Two copies of the treaty of December 8, 1923, with Germany are enclosed.4 You are requested, unless you perceive objection, to inquire [Page 595]whether it would be agreeable to the Government of Peru to proceed to the negotiation with the United States of a similar treaty. A special draft will, of course, be prepared for presentation to Peru if this proposal is acceptable to the Peruvian Government. It is probable that certain departures from the text of the German treaty should be made either in the special text to be submitted to the Government of Peru or, on behalf of either party, during the course of negotiations. In view of the existence of the Convention and Protocol Facilitating the Work of Traveling Salesmen entered into by the United States and Peru on January 19, 1923,5 Articles XIV and XV of the German treaty would be omitted in a draft treaty presented to Peru.

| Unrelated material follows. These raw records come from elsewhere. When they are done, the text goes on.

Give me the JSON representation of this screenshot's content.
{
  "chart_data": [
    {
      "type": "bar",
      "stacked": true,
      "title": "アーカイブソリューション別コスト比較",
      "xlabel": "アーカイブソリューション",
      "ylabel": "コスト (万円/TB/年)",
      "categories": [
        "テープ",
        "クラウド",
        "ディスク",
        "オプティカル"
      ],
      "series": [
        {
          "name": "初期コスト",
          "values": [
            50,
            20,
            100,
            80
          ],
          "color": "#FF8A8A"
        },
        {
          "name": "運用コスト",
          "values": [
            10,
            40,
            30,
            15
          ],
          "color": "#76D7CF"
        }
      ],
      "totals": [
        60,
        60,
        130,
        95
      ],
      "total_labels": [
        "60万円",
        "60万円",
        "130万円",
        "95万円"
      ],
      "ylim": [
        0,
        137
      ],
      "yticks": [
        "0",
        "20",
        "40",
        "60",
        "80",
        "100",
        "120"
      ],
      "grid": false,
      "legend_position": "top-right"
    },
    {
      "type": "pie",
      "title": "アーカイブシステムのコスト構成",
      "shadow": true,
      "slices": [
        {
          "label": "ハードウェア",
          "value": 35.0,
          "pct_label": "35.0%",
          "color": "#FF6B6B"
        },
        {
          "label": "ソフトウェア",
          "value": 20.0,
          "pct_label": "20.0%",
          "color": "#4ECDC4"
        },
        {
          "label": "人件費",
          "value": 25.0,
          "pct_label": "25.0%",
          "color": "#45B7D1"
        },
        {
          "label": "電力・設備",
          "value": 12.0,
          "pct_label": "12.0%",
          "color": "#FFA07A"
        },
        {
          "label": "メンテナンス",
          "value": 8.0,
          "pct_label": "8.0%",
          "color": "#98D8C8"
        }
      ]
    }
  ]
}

It would be gratifying if, among its early treaties embodying the principle of unconditional most-favored-nation treatment, the United States could celebrate a general commercial treaty with Peru. The lack of such a treaty with Peru since the Treaty of Friendship, Commerce and Navigation, concluded August 31, 1887,6 was terminated on November 1, 1899, is a matter of regret to this Government and it hopes that a comprehensive modern agreement may now be entered into. You will of course keep in mind in this connection that a most-favored-nation clause with a condition, such as that contained in Article III of the treaty of September 6, 1870,7 between this country and Peru would not now be acceptable to the United States.

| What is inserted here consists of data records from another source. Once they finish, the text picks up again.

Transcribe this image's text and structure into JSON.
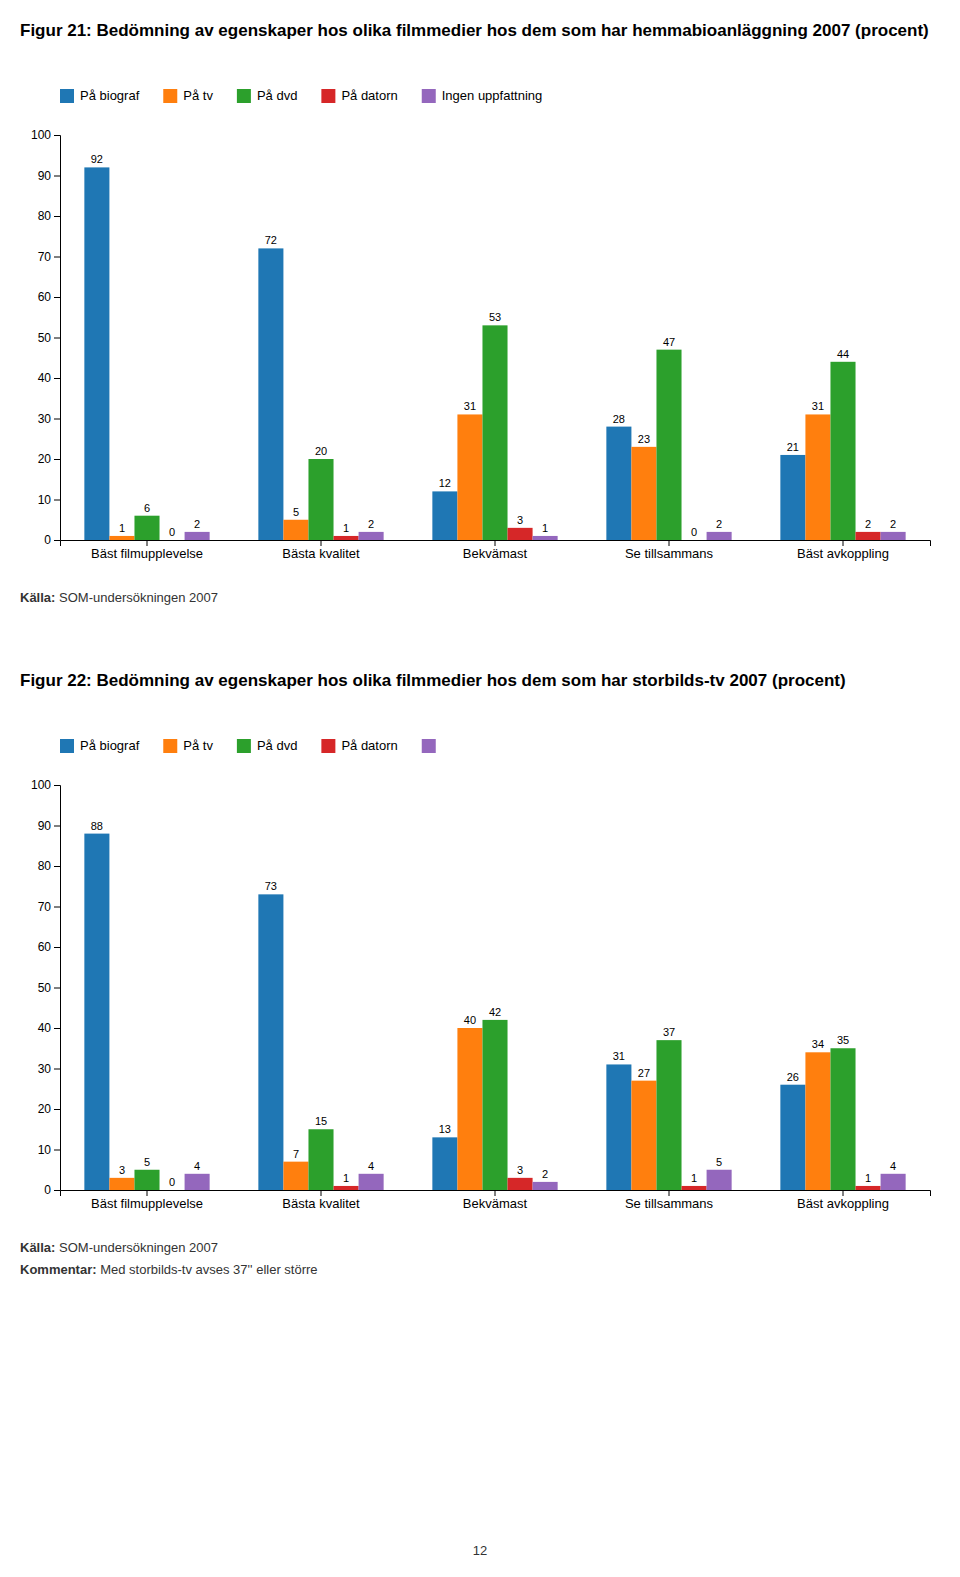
{
  "chart_data": [
    {
      "type": "bar",
      "title": "Figur 21: Bedömning av egenskaper hos olika filmmedier hos dem som har hemmabioanläggning 2007 (procent)",
      "categories": [
        "Bäst filmupplevelse",
        "Bästa kvalitet",
        "Bekvämast",
        "Se tillsammans",
        "Bäst avkoppling"
      ],
      "series": [
        {
          "name": "På biograf",
          "values": [
            92,
            72,
            12,
            28,
            21
          ]
        },
        {
          "name": "På tv",
          "values": [
            1,
            5,
            31,
            23,
            31
          ]
        },
        {
          "name": "På dvd",
          "values": [
            6,
            20,
            53,
            47,
            44
          ]
        },
        {
          "name": "På datorn",
          "values": [
            0,
            1,
            3,
            0,
            2
          ]
        },
        {
          "name": "Ingen uppfattning",
          "values": [
            2,
            2,
            1,
            2,
            2
          ]
        }
      ],
      "ylim": [
        0,
        100
      ],
      "yticks": [
        0,
        10,
        20,
        30,
        40,
        50,
        60,
        70,
        80,
        90,
        100
      ],
      "grid": false,
      "data_labels": true,
      "annotations": [
        "Källa: SOM-undersökningen 2007"
      ]
    },
    {
      "type": "bar",
      "title": "Figur 22: Bedömning av egenskaper hos olika filmmedier hos dem som har storbilds-tv 2007 (procent)",
      "categories": [
        "Bäst filmupplevelse",
        "Bästa kvalitet",
        "Bekvämast",
        "Se tillsammans",
        "Bäst avkoppling"
      ],
      "series": [
        {
          "name": "På biograf",
          "values": [
            88,
            73,
            13,
            31,
            26
          ]
        },
        {
          "name": "På tv",
          "values": [
            3,
            7,
            40,
            27,
            34
          ]
        },
        {
          "name": "På dvd",
          "values": [
            5,
            15,
            42,
            37,
            35
          ]
        },
        {
          "name": "På datorn",
          "values": [
            0,
            1,
            3,
            1,
            1
          ]
        },
        {
          "name": null,
          "values": [
            4,
            4,
            2,
            5,
            4
          ]
        }
      ],
      "ylim": [
        0,
        100
      ],
      "yticks": [
        0,
        10,
        20,
        30,
        40,
        50,
        60,
        70,
        80,
        90,
        100
      ],
      "grid": false,
      "data_labels": true,
      "annotations": [
        "Källa: SOM-undersökningen 2007",
        "Kommentar: Med storbilds-tv avses 37'' eller större"
      ]
    }
  ],
  "annotations": [
    "12"
  ]
}
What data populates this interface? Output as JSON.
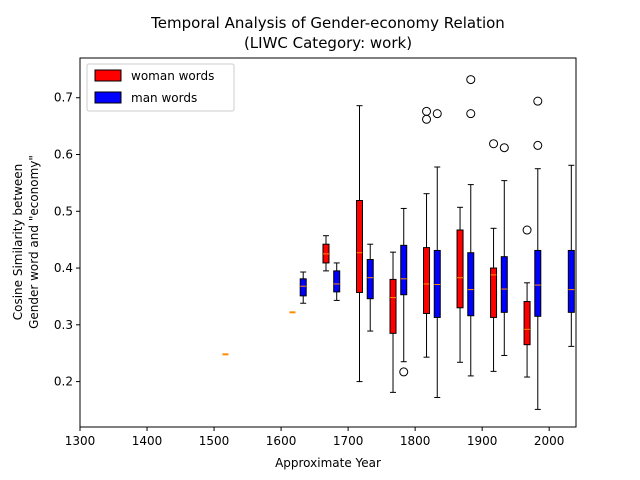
{
  "chart_data": {
    "type": "boxplot",
    "title": "Temporal Analysis of Gender-economy Relation",
    "subtitle": "(LIWC Category: work)",
    "xlabel": "Approximate Year",
    "ylabel_line1": "Cosine Similarity between",
    "ylabel_line2": "Gender word and \"economy\"",
    "xlim": [
      1300,
      2040
    ],
    "ylim": [
      0.12,
      0.77
    ],
    "x_ticks": [
      1300,
      1400,
      1500,
      1600,
      1700,
      1800,
      1900,
      2000
    ],
    "y_ticks": [
      0.2,
      0.3,
      0.4,
      0.5,
      0.6,
      0.7
    ],
    "legend_position": "top-left",
    "series": [
      {
        "name": "woman words",
        "color": "#ff0000",
        "boxes": [
          {
            "x": 1517,
            "whislo": 0.248,
            "q1": 0.248,
            "med": 0.248,
            "q3": 0.248,
            "whishi": 0.248,
            "fliers": []
          },
          {
            "x": 1617,
            "whislo": 0.322,
            "q1": 0.322,
            "med": 0.322,
            "q3": 0.322,
            "whishi": 0.322,
            "fliers": []
          },
          {
            "x": 1667,
            "whislo": 0.395,
            "q1": 0.409,
            "med": 0.425,
            "q3": 0.442,
            "whishi": 0.457,
            "fliers": []
          },
          {
            "x": 1717,
            "whislo": 0.2,
            "q1": 0.357,
            "med": 0.427,
            "q3": 0.519,
            "whishi": 0.686,
            "fliers": []
          },
          {
            "x": 1767,
            "whislo": 0.181,
            "q1": 0.285,
            "med": 0.348,
            "q3": 0.38,
            "whishi": 0.428,
            "fliers": []
          },
          {
            "x": 1817,
            "whislo": 0.243,
            "q1": 0.32,
            "med": 0.372,
            "q3": 0.436,
            "whishi": 0.531,
            "fliers": [
              0.662,
              0.676
            ]
          },
          {
            "x": 1867,
            "whislo": 0.234,
            "q1": 0.33,
            "med": 0.383,
            "q3": 0.467,
            "whishi": 0.507,
            "fliers": []
          },
          {
            "x": 1917,
            "whislo": 0.218,
            "q1": 0.313,
            "med": 0.388,
            "q3": 0.4,
            "whishi": 0.47,
            "fliers": [
              0.619
            ]
          },
          {
            "x": 1967,
            "whislo": 0.208,
            "q1": 0.265,
            "med": 0.292,
            "q3": 0.341,
            "whishi": 0.374,
            "fliers": [
              0.467
            ]
          }
        ]
      },
      {
        "name": "man words",
        "color": "#0000ff",
        "boxes": [
          {
            "x": 1633,
            "whislo": 0.338,
            "q1": 0.351,
            "med": 0.368,
            "q3": 0.381,
            "whishi": 0.393,
            "fliers": []
          },
          {
            "x": 1683,
            "whislo": 0.343,
            "q1": 0.358,
            "med": 0.372,
            "q3": 0.395,
            "whishi": 0.409,
            "fliers": []
          },
          {
            "x": 1733,
            "whislo": 0.289,
            "q1": 0.346,
            "med": 0.383,
            "q3": 0.415,
            "whishi": 0.442,
            "fliers": []
          },
          {
            "x": 1783,
            "whislo": 0.235,
            "q1": 0.353,
            "med": 0.381,
            "q3": 0.44,
            "whishi": 0.505,
            "fliers": [
              0.217
            ]
          },
          {
            "x": 1833,
            "whislo": 0.172,
            "q1": 0.313,
            "med": 0.371,
            "q3": 0.431,
            "whishi": 0.578,
            "fliers": [
              0.672
            ]
          },
          {
            "x": 1883,
            "whislo": 0.21,
            "q1": 0.316,
            "med": 0.362,
            "q3": 0.427,
            "whishi": 0.547,
            "fliers": [
              0.672,
              0.732
            ]
          },
          {
            "x": 1933,
            "whislo": 0.246,
            "q1": 0.322,
            "med": 0.363,
            "q3": 0.42,
            "whishi": 0.554,
            "fliers": [
              0.612
            ]
          },
          {
            "x": 1983,
            "whislo": 0.151,
            "q1": 0.315,
            "med": 0.37,
            "q3": 0.431,
            "whishi": 0.575,
            "fliers": [
              0.616,
              0.694
            ]
          },
          {
            "x": 2033,
            "whislo": 0.262,
            "q1": 0.322,
            "med": 0.362,
            "q3": 0.431,
            "whishi": 0.581,
            "fliers": []
          }
        ]
      }
    ]
  }
}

For your confidential information, though the Department, in proposing a treaty with Peru, is influenced chiefly by its policy of concluding with other countries generally treaties containing the unconditional most-favored-nation clause, you are nevertheless desired to use especial diligence in seeking a favorable response from the Peruvian Government in order to forestall any efforts that other countries may be planning to make for the purpose of interposing in South America arrangements based upon special privilege—a policy wholly antagonistic to the policy of equality of treatment which the United States is undertaking to promote. You may recall in this connection that in 1923 this Government renounced the preferential customs treatment which certain American products had been receiving in Brazil and requested instead a pledge of equal footing with other countries in the Brazilian market.8

For your further confidential information and guidance, the Department was informed some time ago that there was a, movement on [Page 596]the part of Spain to seek from the countries of Latin America special commercial concessions in return for certain advantages to be accorded to their commerce in Spain. In this connection see the Department’s circular instruction dated April 19, 1926.9

The Department either has transmitted or expects at an early date to transmit instructions, similar to the present instruction, to the American missions in the other South American capitals except Ecuador, the political regime now functioning in which is not recognized by the United States, and, at least for the present, Panama, with which an important treaty of a different kind still remains pending.10

I am [etc.]

Frank B. Kellogg
  1. See Foreign Relations, 1923, vol. i, pp. 121 ff.
  2. 42 Stat. 858, 944.
  3. For treaties and modi vivendi referred to in this instruction and not cited therein, see footnotes to similar instruction, No. 1162, Aug. 21, 1926, to the Ambassador in Brazil, Foreign Relations, 1926, vol. i, p. 569.
  4. Ibid., 1923, vol. ii, p. 29.
  5. See Foreign Relations, 1919, vol. i, p. 45, footnote 47; Malloy, Treaties, 1910–1923, vol. iii, p. 2800.
  6. Malloy, Treaties, 1776–1909, vol. ii, p. 1431.
  7. Ibid., pp. 1414, 1415.
  8. See Foreign Relations, 1923, vol. i, pp. 453 ff.
  9. Not printed.
  10. i. e., the unperfected treaty between the United States and Panama, signed July 28, 1926. See ante, pp. 484 ff.; also Foreign Relations, 1926, vol. ii, pp. 828 ff.